While MFE and partition function-based approaches have proven substantially successful at predicting the structure of RiboNucleic Acids (RNAs), they rely on a thermodynamic equilibrium hypothesis, an assumption which is not guaranteed in finite time, neither in theory nor in practice. For instance, a thermodynamics equilibrium is not consistent with several well-documented phenomena, including co-transcriptional folding, in which the early folding of the nascent transcript impacts its final conformation, or the selective adoption of a conformation upon binding a ligand within riboswitches.

However, departing from the world of thermodynamics to embrace kinetics, the study of RNA folding in finite time, comes at a dire cost. Many of the elegant simplifications used to study RNA at the equilibrium, following the seminal work of McCaskill, no longer hold. Even the most modest building block of kinetics studies, the computation of the energy barrier between two conformations, was established NP-hard, as shown by Manuch et al. It is a current challenge in RNA kinetics to identify the key elements of folding landscapes, and contribute efficient heuristics to estimate individual transfer rates.

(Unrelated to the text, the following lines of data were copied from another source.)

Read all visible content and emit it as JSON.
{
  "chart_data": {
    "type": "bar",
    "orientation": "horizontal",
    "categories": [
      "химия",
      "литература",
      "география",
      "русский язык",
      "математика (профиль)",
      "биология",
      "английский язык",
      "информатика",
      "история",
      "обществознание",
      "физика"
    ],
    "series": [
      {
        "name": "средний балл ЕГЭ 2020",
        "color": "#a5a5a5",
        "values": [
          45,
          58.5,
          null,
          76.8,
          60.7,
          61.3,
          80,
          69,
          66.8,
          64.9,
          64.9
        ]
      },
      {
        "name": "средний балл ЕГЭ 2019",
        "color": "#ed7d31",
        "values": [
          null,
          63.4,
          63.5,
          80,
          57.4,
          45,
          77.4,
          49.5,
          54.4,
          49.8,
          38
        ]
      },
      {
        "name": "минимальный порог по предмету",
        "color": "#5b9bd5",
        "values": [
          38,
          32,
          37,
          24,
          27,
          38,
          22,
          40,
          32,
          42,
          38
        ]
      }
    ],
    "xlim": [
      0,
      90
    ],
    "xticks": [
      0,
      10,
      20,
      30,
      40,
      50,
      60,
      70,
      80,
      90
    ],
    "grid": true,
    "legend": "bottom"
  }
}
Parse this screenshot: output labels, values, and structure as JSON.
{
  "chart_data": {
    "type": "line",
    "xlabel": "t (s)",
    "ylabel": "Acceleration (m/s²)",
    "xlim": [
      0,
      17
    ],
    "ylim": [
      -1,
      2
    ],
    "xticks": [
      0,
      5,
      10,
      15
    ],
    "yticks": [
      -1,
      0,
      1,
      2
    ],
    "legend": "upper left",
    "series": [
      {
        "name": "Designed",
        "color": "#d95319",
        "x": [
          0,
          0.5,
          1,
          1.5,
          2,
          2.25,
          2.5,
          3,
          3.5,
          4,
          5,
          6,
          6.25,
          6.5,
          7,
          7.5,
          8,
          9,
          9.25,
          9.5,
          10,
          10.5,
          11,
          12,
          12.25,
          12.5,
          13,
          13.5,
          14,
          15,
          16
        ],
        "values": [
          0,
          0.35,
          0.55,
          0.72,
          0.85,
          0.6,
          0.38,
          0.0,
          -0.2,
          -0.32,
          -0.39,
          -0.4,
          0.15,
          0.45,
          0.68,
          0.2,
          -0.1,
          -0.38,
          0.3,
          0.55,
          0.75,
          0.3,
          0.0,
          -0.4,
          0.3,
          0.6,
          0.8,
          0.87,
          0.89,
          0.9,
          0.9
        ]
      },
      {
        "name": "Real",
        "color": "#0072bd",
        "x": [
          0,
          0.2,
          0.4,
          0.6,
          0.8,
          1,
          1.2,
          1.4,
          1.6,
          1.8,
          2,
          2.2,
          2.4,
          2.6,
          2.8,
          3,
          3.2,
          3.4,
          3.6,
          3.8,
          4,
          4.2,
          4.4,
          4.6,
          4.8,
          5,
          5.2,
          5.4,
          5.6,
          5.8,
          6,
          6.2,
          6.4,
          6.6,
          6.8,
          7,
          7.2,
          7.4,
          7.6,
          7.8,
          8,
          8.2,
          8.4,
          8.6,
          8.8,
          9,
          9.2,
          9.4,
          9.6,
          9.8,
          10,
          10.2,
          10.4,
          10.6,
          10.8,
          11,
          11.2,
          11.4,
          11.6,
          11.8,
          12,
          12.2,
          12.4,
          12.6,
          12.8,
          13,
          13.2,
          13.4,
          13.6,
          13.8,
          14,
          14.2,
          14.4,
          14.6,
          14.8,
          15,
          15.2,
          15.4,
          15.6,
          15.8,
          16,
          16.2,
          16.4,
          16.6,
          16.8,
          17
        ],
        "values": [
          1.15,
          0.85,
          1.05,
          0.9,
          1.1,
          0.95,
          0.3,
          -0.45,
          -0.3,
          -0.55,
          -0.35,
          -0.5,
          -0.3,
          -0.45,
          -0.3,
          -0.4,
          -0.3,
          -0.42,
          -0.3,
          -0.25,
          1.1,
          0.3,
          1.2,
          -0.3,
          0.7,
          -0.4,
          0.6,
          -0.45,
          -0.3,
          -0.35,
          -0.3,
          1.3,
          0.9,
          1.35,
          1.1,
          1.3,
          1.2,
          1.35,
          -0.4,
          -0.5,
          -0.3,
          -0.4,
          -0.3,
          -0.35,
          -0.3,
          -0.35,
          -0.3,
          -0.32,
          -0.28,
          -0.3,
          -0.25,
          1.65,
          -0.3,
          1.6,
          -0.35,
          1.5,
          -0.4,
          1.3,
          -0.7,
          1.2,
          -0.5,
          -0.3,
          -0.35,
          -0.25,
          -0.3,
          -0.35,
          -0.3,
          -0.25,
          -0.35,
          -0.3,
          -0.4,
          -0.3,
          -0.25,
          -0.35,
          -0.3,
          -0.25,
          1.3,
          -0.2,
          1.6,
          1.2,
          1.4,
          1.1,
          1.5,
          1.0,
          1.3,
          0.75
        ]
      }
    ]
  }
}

In this talk, I will present a new approach, based on sampling, to generate simplified folding landscapes, featuring the key conformations. Our approach to identify the key landmarks relies on two ideas. First, we restrict our sampling to locally optimal structures, a subset of conformations which are good representative of energy basins, yet still amenable to elegant and efficient combinatorial decompositions. Then, we introduce a dedicated data structure to avoid redundancy during the sampling, while keeping the sampling unbiased. Our rationale for generating unique structures is that the sampling probability associated with each structure is explicitly known, and that the redundancy is both uninformative and time-consuming. We validate our theoretical speed up on several datasets. Moreover, we argue that, by adaptively allowing access to structures of higher energy basins, our non-redundant strategy, produces approximated landscapes that yield more precise numerical estimates of RNA dynamics.

This work was mainly performed by Juraj MICHALIK (Ecole Polytechnique & Inria Saclay, France), and was co-directed with Hélene TOUZET (Univ. Lille I & Inria Lille Nord Europe, France).